Good day. Sorry, maybe it is possible to add new data to public directory? This data set is huge and very important for people who try to participate in competition.


#2

Hi @Alexander,

thanks for your suggestion! We will talk about it on Monday and let you know.


#3

thank you ) this is ~10GB


#4

Hi @Alexander,

Sure we will upload that. I would expect to have that done by tomorrow.
I was planning on doing it in a week or so along with the neptune TalkingData starter repo but if there is need we will happily comply :slight_smile:

Cheers.


#5

Thank you ) beautiful news ) good luck in competition ))
Jakub, sorry, what do you think about series of Google landmark detection challenges? What is the ~ size of data?


#6

I will research that and get back to you.
Thanks for the idea!


#7

Thank you ) this is series barrier for participants


#8

@Alexander you can now access the data in /public/talking_data.
Good luck!


#9

Thank you )) Jakub, sorry, one more question: yesterday you gave us an opportunity to use your beautiful script for Jigsaw challenge (.9864). How long does this script process on Neptune infrastructure? Yesterday I tried to use different variants of hardware, but total time was ~day.


#10

Tell me please, can we use GPU support to accelerate learning of trees? How should we change the code?


#11

Hi there. Running the full grid search will take something like that.
You can make the search narrower by guiding it/exploring first.
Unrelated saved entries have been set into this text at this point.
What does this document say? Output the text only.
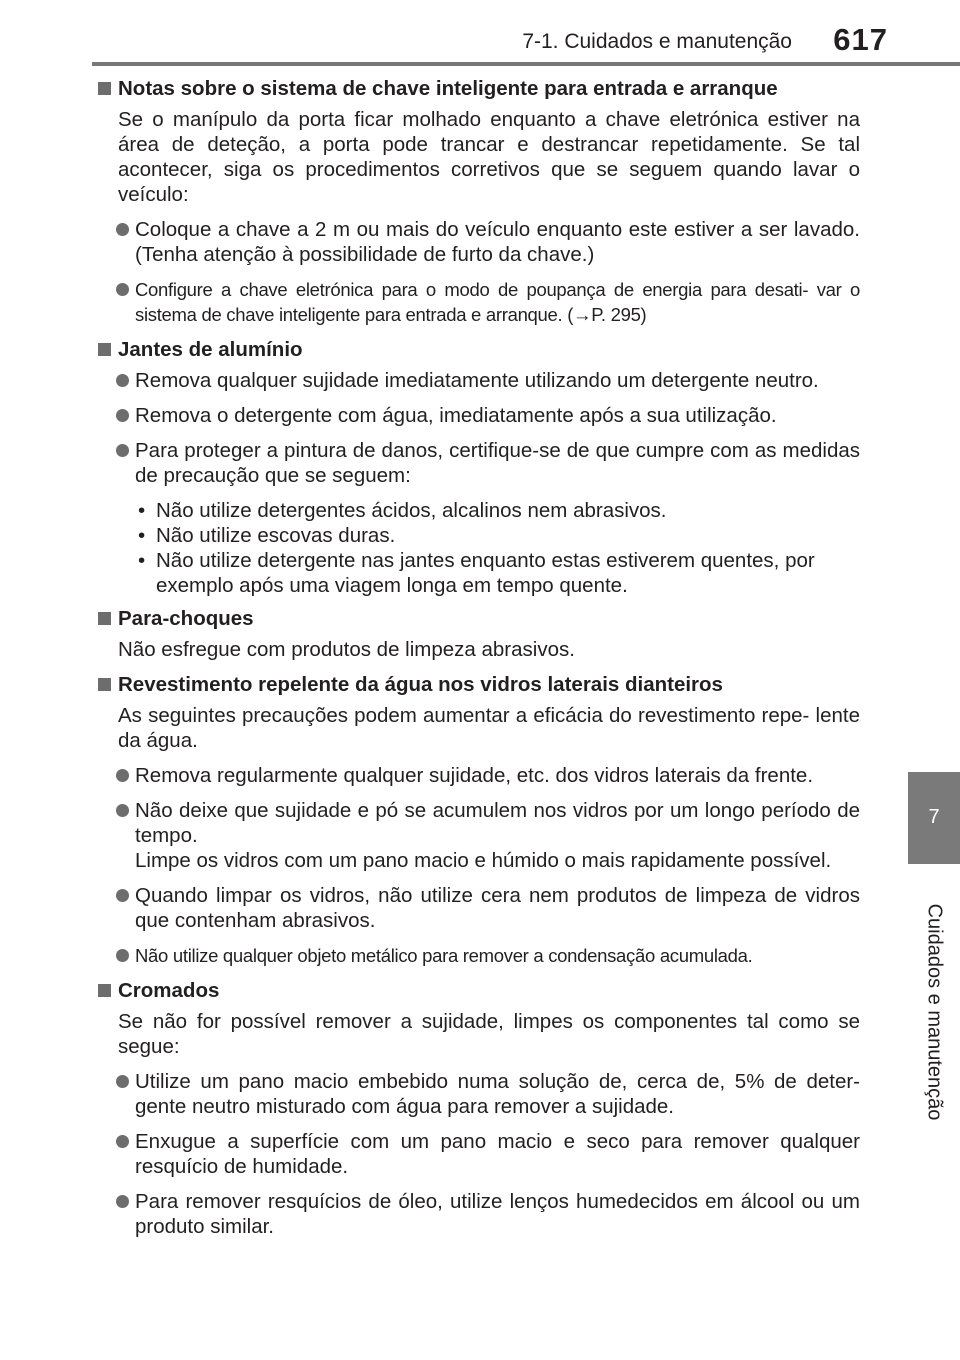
7-1. Cuidados e manutenção 617
7
Cuidados e manutenção
Notas sobre o sistema de chave inteligente para entrada e arranque
Se o manípulo da porta ficar molhado enquanto a chave eletrónica estiver na área de deteção, a porta pode trancar e destrancar repetidamente. Se tal acontecer, siga os procedimentos corretivos que se seguem quando lavar o veículo:
Coloque a chave a 2 m ou mais do veículo enquanto este estiver a ser lavado. (Tenha atenção à possibilidade de furto da chave.)
Configure a chave eletrónica para o modo de poupança de energia para desati- var o sistema de chave inteligente para entrada e arranque. (→P. 295)
Jantes de alumínio
Remova qualquer sujidade imediatamente utilizando um detergente neutro.
Remova o detergente com água, imediatamente após a sua utilização.
Para proteger a pintura de danos, certifique-se de que cumpre com as medidas de precaução que se seguem:
• Não utilize detergentes ácidos, alcalinos nem abrasivos.
• Não utilize escovas duras.
• Não utilize detergente nas jantes enquanto estas estiverem quentes, por exemplo após uma viagem longa em tempo quente.
Para-choques
Não esfregue com produtos de limpeza abrasivos.
Revestimento repelente da água nos vidros laterais dianteiros
As seguintes precauções podem aumentar a eficácia do revestimento repe- lente da água.
Remova regularmente qualquer sujidade, etc. dos vidros laterais da frente.
Não deixe que sujidade e pó se acumulem nos vidros por um longo período de tempo.
Limpe os vidros com um pano macio e húmido o mais rapidamente possível.
Quando limpar os vidros, não utilize cera nem produtos de limpeza de vidros que contenham abrasivos.
Não utilize qualquer objeto metálico para remover a condensação acumulada.
Cromados
Se não for possível remover a sujidade, limpes os componentes tal como se segue:
Utilize um pano macio embebido numa solução de, cerca de, 5% de deter- gente neutro misturado com água para remover a sujidade.
Enxugue a superfície com um pano macio e seco para remover qualquer resquício de humidade.
Para remover resquícios de óleo, utilize lenços humedecidos em álcool ou um produto similar.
When it comes to GPU support xgboost supports it
http://dmlc.ml/2016/12/14/GPU-accelerated-xgboost.html
and an example here:


I haven’t test it yet but will give it a go. If you try please let me know how it went.


#12

Thank you. I will try. If it is possible can you create GPU examples for lightGBM, XGBoost and CatBoost in future? Just easy models without sophisticated features engineering and stacking, with low performance, but with high speed.


#13

Good day. Jakub, help us please. Can you upload new data for competition?


#14

@Alexander new data is uploaded already.
Good luck!


#15

Thank you )) Good luck


#16

Per this question, I would like to submit directly from the neptune notebook. Downloading the submission file from neptune and then uploading to Kaggls is not efficient. Has anyone been able to do this?